Gary Greenwood, banking analyst at Shore Capital, said ahead of the announcement said the FCA needed to strike a fine balance.

‘Should the FCA proceed with its original proposals largely unchanged, we think there is a meaningful risk of a judicial review, which could delay implementation by a further 12–18 months,’ he said.

‘Conversely, if the scheme is diluted too aggressively, there is a risk that claimants opt out of the FCA process and instead pursue lenders directly through the courts, often with the support of law firms or claims management companies.

‘While this route could result in higher individual payouts, up to a third of any compensation may be absorbed by adviser fees.

‘As such, the FCA faces a fine balance in designing a scheme that is both legally robust and attractive enough to drive broad participation.’

Car finance compensation: How it works and how to claim

By Simon Lambert 

The Financial Conduct Authority has revealed the details of its car finance compensation scheme, first announced in October. 

What did the FCA say? 

The watchdog’s update reduced the number of agreements affected from 14million to 12million but said average payouts would be £829 - higher than the previous £700 estimate. 

Lenders will be expected to pay minimum interest of 3 per cent on compensation and millions of drivers should start to get cash this year. 

The FCA warned consumers to avoid claims companies and to use the official scheme. It lays out how drivers can claim at fca.org.uk/carfinance.

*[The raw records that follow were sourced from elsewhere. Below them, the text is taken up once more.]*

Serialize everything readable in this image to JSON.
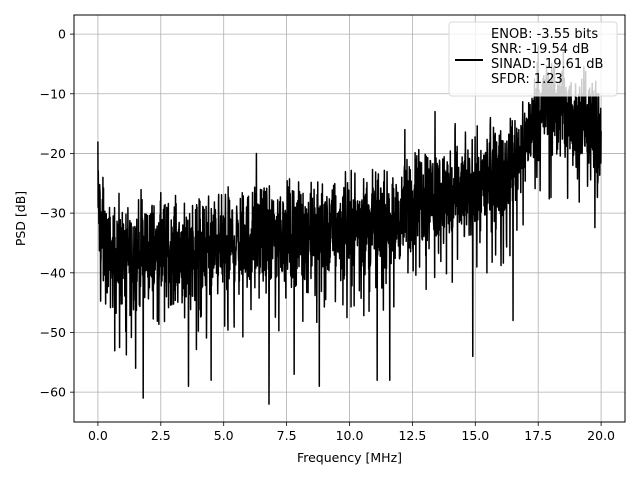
{
  "chart_data": {
    "type": "line",
    "xlabel": "Frequency [MHz]",
    "ylabel": "PSD [dB]",
    "xlim": [
      -0.95,
      20.95
    ],
    "ylim": [
      -65.0,
      3.2
    ],
    "xticks": [
      0.0,
      2.5,
      5.0,
      7.5,
      10.0,
      12.5,
      15.0,
      17.5,
      20.0
    ],
    "xtick_labels": [
      "0.0",
      "2.5",
      "5.0",
      "7.5",
      "10.0",
      "12.5",
      "15.0",
      "17.5",
      "20.0"
    ],
    "yticks": [
      0,
      -10,
      -20,
      -30,
      -40,
      -50,
      -60
    ],
    "ytick_labels": [
      "0",
      "−10",
      "−20",
      "−30",
      "−40",
      "−50",
      "−60"
    ],
    "grid": true,
    "legend_position": "top-right",
    "line_color": "#000000",
    "series": [
      {
        "name": "ENOB: -3.55 bits\nSNR: -19.54 dB\nSINAD: -19.61 dB\nSFDR: 1.23",
        "legend_lines": [
          "ENOB: -3.55 bits",
          "SNR: -19.54 dB",
          "SINAD: -19.61 dB",
          "SFDR: 1.23"
        ],
        "trend": {
          "x": [
            0.0,
            0.2,
            0.5,
            1.0,
            2.0,
            3.0,
            4.0,
            5.0,
            6.0,
            7.0,
            8.0,
            9.0,
            10.0,
            11.0,
            12.0,
            12.5,
            13.0,
            14.0,
            15.0,
            16.0,
            16.5,
            17.0,
            17.5,
            18.0,
            18.5,
            19.0,
            19.5,
            20.0
          ],
          "upper": [
            -18,
            -24,
            -27,
            -27,
            -25,
            -26,
            -25,
            -25,
            -24,
            -23,
            -23,
            -23,
            -22,
            -22,
            -22,
            -17,
            -16,
            -17,
            -16,
            -14,
            -12,
            -10,
            -3,
            -1,
            -3,
            -4,
            -3,
            -9
          ],
          "lower": [
            -40,
            -46,
            -48,
            -48,
            -48,
            -47,
            -47,
            -46,
            -45,
            -44,
            -44,
            -43,
            -42,
            -41,
            -40,
            -39,
            -38,
            -38,
            -36,
            -33,
            -31,
            -26,
            -23,
            -22,
            -24,
            -26,
            -25,
            -30
          ]
        },
        "spikes_down": [
          {
            "x": 1.8,
            "y": -61.0
          },
          {
            "x": 1.5,
            "y": -56.0
          },
          {
            "x": 3.6,
            "y": -59.0
          },
          {
            "x": 4.5,
            "y": -58.0
          },
          {
            "x": 6.8,
            "y": -62.0
          },
          {
            "x": 7.8,
            "y": -57.0
          },
          {
            "x": 8.8,
            "y": -59.0
          },
          {
            "x": 11.1,
            "y": -58.0
          },
          {
            "x": 11.6,
            "y": -58.0
          },
          {
            "x": 14.9,
            "y": -54.0
          },
          {
            "x": 16.5,
            "y": -48.0
          }
        ],
        "spikes_up": [
          {
            "x": 0.0,
            "y": -18.0
          },
          {
            "x": 0.2,
            "y": -24.0
          },
          {
            "x": 6.3,
            "y": -20.0
          },
          {
            "x": 12.2,
            "y": -16.0
          },
          {
            "x": 13.4,
            "y": -13.0
          },
          {
            "x": 14.2,
            "y": -15.0
          },
          {
            "x": 15.6,
            "y": -14.0
          },
          {
            "x": 17.5,
            "y": -2.0
          },
          {
            "x": 18.5,
            "y": -3.0
          },
          {
            "x": 19.9,
            "y": -10.0
          }
        ]
      }
    ]
  }
}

What is the car finance scandal?

Most new cars and some second-hand ones are bought via personal contract purchase and hire purchase finance deals. Drivers pay a deposit, borrow the remainder from a lender, and pay it back monthly, with interest. Many dealers were paid hidden commissions by lenders for signing buyers up. The scandal is about these commissions between 2007 and 2024.

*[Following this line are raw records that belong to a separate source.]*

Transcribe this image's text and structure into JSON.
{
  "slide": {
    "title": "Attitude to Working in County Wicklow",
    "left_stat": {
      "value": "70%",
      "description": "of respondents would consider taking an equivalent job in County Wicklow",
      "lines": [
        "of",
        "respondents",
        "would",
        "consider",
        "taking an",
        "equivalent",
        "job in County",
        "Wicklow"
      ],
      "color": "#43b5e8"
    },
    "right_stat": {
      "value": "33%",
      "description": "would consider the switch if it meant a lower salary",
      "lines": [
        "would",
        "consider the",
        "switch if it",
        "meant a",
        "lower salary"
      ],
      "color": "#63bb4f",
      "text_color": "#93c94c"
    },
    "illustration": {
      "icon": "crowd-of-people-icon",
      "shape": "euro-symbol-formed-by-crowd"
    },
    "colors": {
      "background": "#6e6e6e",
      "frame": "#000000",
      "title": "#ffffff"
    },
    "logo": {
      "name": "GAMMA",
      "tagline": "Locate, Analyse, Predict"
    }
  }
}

How many people will get payouts?

An estimated 12 million agreements will be covered by the compensation, but this covers some owners who had more than one agreement. If you had three loan deals that qualify, you might expect an average of £2,487. Payouts will depend on the size of your loan’s commission. The watchdog will cap payouts in about a third of cases, 'to ensure no one is put in a better position than had they been treated fairly'.

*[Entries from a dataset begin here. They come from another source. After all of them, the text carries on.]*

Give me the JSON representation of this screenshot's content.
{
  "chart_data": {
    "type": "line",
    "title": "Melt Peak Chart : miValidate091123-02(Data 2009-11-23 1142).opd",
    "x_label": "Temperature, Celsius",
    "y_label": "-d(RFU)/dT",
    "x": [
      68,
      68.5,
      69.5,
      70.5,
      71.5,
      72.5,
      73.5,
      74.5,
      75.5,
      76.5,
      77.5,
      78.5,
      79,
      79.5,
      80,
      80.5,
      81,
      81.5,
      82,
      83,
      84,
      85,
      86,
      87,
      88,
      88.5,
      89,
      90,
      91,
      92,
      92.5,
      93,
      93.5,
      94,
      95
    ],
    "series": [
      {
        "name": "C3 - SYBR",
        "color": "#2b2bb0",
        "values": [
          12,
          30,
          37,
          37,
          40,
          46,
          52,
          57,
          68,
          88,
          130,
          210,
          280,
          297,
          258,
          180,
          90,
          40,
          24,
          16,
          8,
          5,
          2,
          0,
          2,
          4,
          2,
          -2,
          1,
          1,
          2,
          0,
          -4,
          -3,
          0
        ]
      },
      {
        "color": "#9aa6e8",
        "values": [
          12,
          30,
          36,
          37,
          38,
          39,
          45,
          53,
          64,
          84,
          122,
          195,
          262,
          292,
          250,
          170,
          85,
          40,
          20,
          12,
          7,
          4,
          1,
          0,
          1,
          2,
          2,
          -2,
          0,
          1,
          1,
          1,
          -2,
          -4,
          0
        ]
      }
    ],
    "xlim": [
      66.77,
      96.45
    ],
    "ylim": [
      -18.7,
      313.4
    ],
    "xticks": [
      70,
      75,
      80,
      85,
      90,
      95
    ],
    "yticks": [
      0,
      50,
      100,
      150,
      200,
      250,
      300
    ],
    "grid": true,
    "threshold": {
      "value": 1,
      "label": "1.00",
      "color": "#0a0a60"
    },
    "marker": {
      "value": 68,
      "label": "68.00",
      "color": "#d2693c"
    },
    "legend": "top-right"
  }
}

When will the scheme start

Lenders will get a set-up period to prepare and then the scheme will start on 30 June 2026, for loans taken out after 1 April 2014, and on 31 August 2026, for loans taken out before April 2014.

Who can claim?

The key is whether car buyers were signed up to something called a Discretionary Commission Arrangement. They allowed the broker to adjust loan interest rates to get a higher commission. Those with ‘a high commission arrangement’ of at least 39 per cent of the total cost of credit and 10 per cent of the loan can also claim. Buyers affected by contractual ties, where a broker only used one lender or gave it right of refusal on the loan can also claim.

How to claim

Write directly to your lender to start your claim. The FCA has a list of lenders on its website and a template complaint letter to send them. Your lender has three months to respond telling you if you are due compensation and how much. You have one month to accept or challenge that. If you are unhappy you can complain to the Financial Ombudsman Service.

How do I know if I have a DCA?

Contracts were often written in a way that made it unclear if you had a DCA and made working out commission hard. Contact both the lender and the car dealer and ask them about it directly. The FCA says they must tell you.

What isn’t covered?

Motorists who took out a PCP may be due compensation and those who took out a HP agreement.

Personal Contract Hire lease deals aren’t covered, nor are interest-free agreements, agreements for more than £25,000 before 6 April 2008, high value loans (those higher than 99.5 per cent of other loans that year) or business agreements.

What was the court case on this?

Last August, Supreme Court judges rejected a challenge that would have meant compensation for motorists who were simply unaware commission was paid. But they admitted if there was ‘high commission’ and if the amount was not ‘fair and proportionate’ then some kind of compensation might still be due. The FCA stepped in to sort the situation out.